|December 8, 2003
PROTOCOL OF PAN AFRICAN PARLIAMENT IS NOW RATIFIED
Alpha Oumar Konaré, Chair of the African Union Commission, confirmed that the Pan African Parliament has received sufficient ratifications and will therefore enter into force in 30 days (on 14 December 2003). Although the permanent seat of the Pan African Parliament will be in Addis Ababa, the administrative capital city of the African Union, the constituent republic of South Africa has offered to host the first session of the parliament.
African Union Commission Headquarters, Addis Ababa
Thabo Mbeki, president of the African Union's constituent republic of South Africa said on November 26, 2003, "the Parliament will therefore enable the peoples of Africa, acting through their elected representatives, to make a major contribution in terms of the Union's objective to promote democratic principles and institutions, popular participation and good governance."
"I am pleased to note," Mbeki said, "that this parliament (of South Africa) will vote today in both this house and the NCOP to elect South Africa's first Pan African Parliamentarians, who will attend the first session of the Parliament scheduled for January next year (2004)."
The ratification became effective after a quick succession of ratifications by the AU's constituent republics of Egypt, Senegal, Zambia and Angola.
The press releases circulated by the AU Commission stated that the ratification became effective when Senegal's permanent representative to the commission deposited his state's instrument of ratification on November 14, 2003. However, Senegal was the 24th republic to ratify the protocol establishing the Pan African Parliament. A simple majority of AU member states is 27, not 24 (there are 53 states, excluding Morocco that abstained in protest over inclusion of the Sahrawi Republic, and Northern Somalia - Puntland - and other secessionist regions across Africa, which the AU Assembly has declined to recognize).
Angola, which was the 26th state to deposit its instrument of ratification, did so on 28 November 2003. According to the AU Commission the protocol will come into force on December 14, 2003. The correct date for entry into force should fall on, or after, 28 December, 2003. The confusion may stem from a popular misconception that there are only 48 states in Africa.

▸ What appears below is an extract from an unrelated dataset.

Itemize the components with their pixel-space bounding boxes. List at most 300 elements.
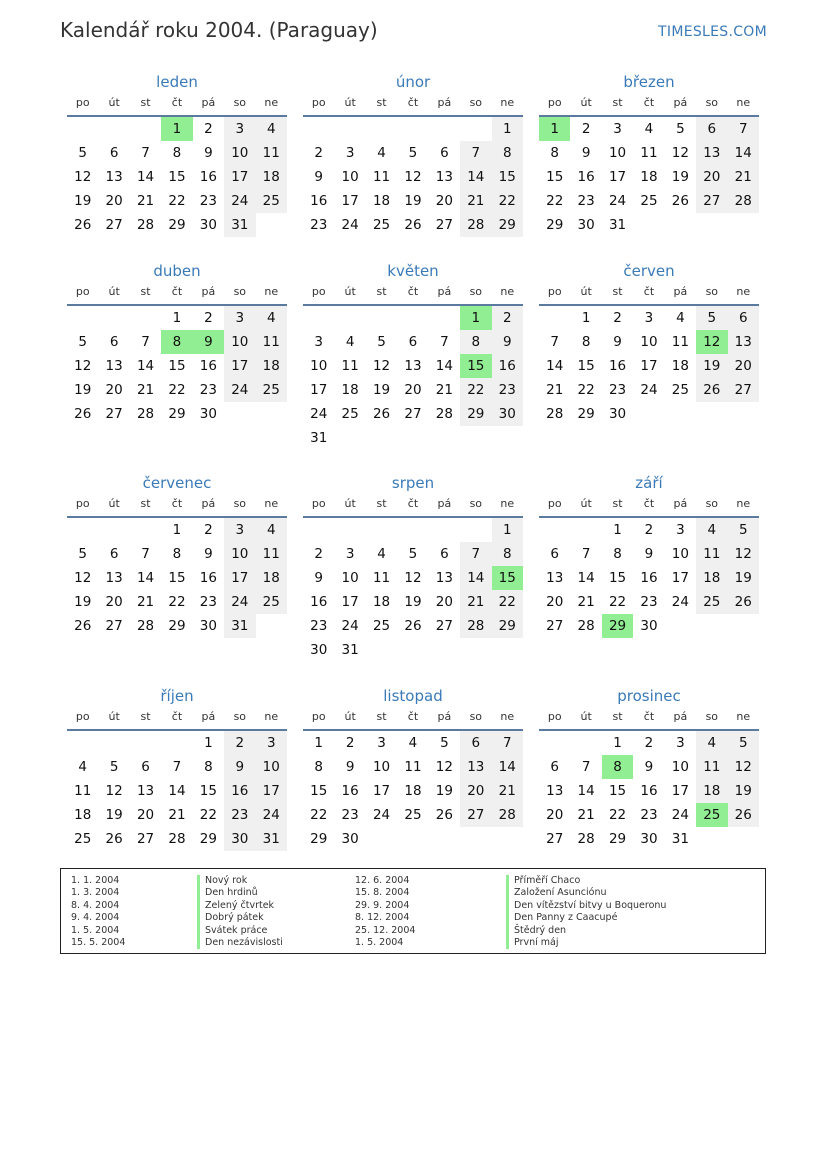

This misconception is a result of excluding island states from the count. The correct, current and full number of states in Africa is 54. It seems that someone at the Commission in Addis Ababa (whoever is in charge of preparing the press kit) is using a map of Africa that lacks offshore features, or perhaps even some of the smaller states of continental Africa.
In any event Oumar Konare and Patrick Mazimhaka, as well as other members of the Commission, are to be congratulated for their efforts in pressing for the early ratification of the protocol establishing the Pan-African Parliament.